— Où est le sire de Maurever ? Son absence était comme une accusation terrible. Contre qui ? Personne n'osait le dire ni peut-être le penser. Mais du sein de la foule, la voix du vieux païen normand s'éleva de nouveau aigre et moqueuse.
Le grigou disait :
— Que Dieu t'oublie, duc ! que Dieu t'oublie ! Le duc François eut le frisson sur sa selle. Reine, tremblante, avait serré son voile autour de son visage. François se redressa tout pâle, il fit signe à Montauban de prendre la place vide de Maurever, et le cortège passa au milieu des acclamations redoublées.
II. Deux porte-bannières.
Au sortir de la porte d'Avranches, ce fut un spectacle magique et comme il n'est donné d'en offrir qu'à ces rivages merveilleux.
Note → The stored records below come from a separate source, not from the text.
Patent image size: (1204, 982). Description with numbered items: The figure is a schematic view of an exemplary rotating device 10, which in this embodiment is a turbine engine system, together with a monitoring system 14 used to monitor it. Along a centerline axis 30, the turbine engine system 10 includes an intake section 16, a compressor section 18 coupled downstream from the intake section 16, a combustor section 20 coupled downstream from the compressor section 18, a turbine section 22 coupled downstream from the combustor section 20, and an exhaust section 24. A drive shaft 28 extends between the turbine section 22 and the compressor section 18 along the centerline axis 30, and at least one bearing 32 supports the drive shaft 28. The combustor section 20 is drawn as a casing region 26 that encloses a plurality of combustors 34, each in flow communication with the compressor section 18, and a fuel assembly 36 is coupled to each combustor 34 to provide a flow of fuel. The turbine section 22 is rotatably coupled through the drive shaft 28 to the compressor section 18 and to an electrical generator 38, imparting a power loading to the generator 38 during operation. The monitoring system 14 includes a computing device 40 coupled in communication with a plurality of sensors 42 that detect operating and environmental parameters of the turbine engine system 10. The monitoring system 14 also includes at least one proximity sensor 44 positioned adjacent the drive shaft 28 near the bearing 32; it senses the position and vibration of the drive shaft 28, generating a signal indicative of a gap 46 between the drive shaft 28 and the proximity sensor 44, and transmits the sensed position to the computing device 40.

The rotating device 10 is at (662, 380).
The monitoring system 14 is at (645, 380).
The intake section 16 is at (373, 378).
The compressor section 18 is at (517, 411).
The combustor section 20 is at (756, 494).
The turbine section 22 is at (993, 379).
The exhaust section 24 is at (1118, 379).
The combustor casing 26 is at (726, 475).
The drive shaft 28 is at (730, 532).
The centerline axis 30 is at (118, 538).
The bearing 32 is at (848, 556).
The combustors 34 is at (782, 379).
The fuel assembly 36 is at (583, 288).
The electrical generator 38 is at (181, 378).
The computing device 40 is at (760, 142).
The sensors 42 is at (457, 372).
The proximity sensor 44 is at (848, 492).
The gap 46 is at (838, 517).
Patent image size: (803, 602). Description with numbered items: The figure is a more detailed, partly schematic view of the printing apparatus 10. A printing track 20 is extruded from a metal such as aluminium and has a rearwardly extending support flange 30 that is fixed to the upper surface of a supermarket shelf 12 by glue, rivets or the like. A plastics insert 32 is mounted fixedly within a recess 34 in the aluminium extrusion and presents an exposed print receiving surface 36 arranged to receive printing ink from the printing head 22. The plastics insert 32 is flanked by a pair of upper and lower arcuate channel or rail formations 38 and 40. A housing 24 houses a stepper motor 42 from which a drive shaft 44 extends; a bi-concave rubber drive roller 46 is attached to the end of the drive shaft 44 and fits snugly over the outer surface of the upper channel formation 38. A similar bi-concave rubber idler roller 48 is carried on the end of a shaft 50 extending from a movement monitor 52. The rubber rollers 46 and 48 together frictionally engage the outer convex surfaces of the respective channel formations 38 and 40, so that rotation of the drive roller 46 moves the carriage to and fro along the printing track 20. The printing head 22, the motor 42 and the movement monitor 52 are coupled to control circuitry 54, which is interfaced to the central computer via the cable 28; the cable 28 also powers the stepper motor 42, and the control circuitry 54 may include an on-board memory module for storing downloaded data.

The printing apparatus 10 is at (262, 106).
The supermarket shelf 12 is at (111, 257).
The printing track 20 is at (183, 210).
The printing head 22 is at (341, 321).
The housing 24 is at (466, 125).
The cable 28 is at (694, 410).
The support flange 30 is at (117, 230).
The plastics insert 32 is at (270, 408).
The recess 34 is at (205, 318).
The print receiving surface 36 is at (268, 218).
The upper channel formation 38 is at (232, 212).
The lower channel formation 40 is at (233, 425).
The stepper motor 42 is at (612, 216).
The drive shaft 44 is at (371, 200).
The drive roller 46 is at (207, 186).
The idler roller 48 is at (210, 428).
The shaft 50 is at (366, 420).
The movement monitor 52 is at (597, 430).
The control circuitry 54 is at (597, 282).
Un brouillard blanc, opaque, cotonneux, estompé d'ombres comme les nuages du ciel, s'étendait aux pieds des pèlerins depuis le bas de la colline jusqu'à l'autre rive de la baie, où les maisons de Cancale se montraient au lointain perdu.
De ce brouillard, le Mont semblait surgir tout entier, resplendissant de la base au faîte, sous l'or ruisselant du soleil de juin.
Vous eussiez dit qu'il était bercé mollement dans son lit de nuées, cet édifice unique au monde ! et quand la brume s'agitait, baissant son niveau sous la pression d'un souffle de brise, vous eussiez dit que le colosse, grandi tout à coup, allait toucher du front la voûte bleue :
La ville de Saint-Michel, collée au roc et surmontant le mur d'enceinte, la plate-forme dominant la ville, la muraille du château couronnant la plate-forme, le château hardiment lancé par-dessus la muraille, l'église perchée sur le château, et sur l'église l'audacieux campanile égaré dans le ciel !
Mais il est des instants où l'œil s'arrête avec indifférence sur la plus splendide de toutes les féeries. On ne voit pas, parce que l'esprit est ailleurs.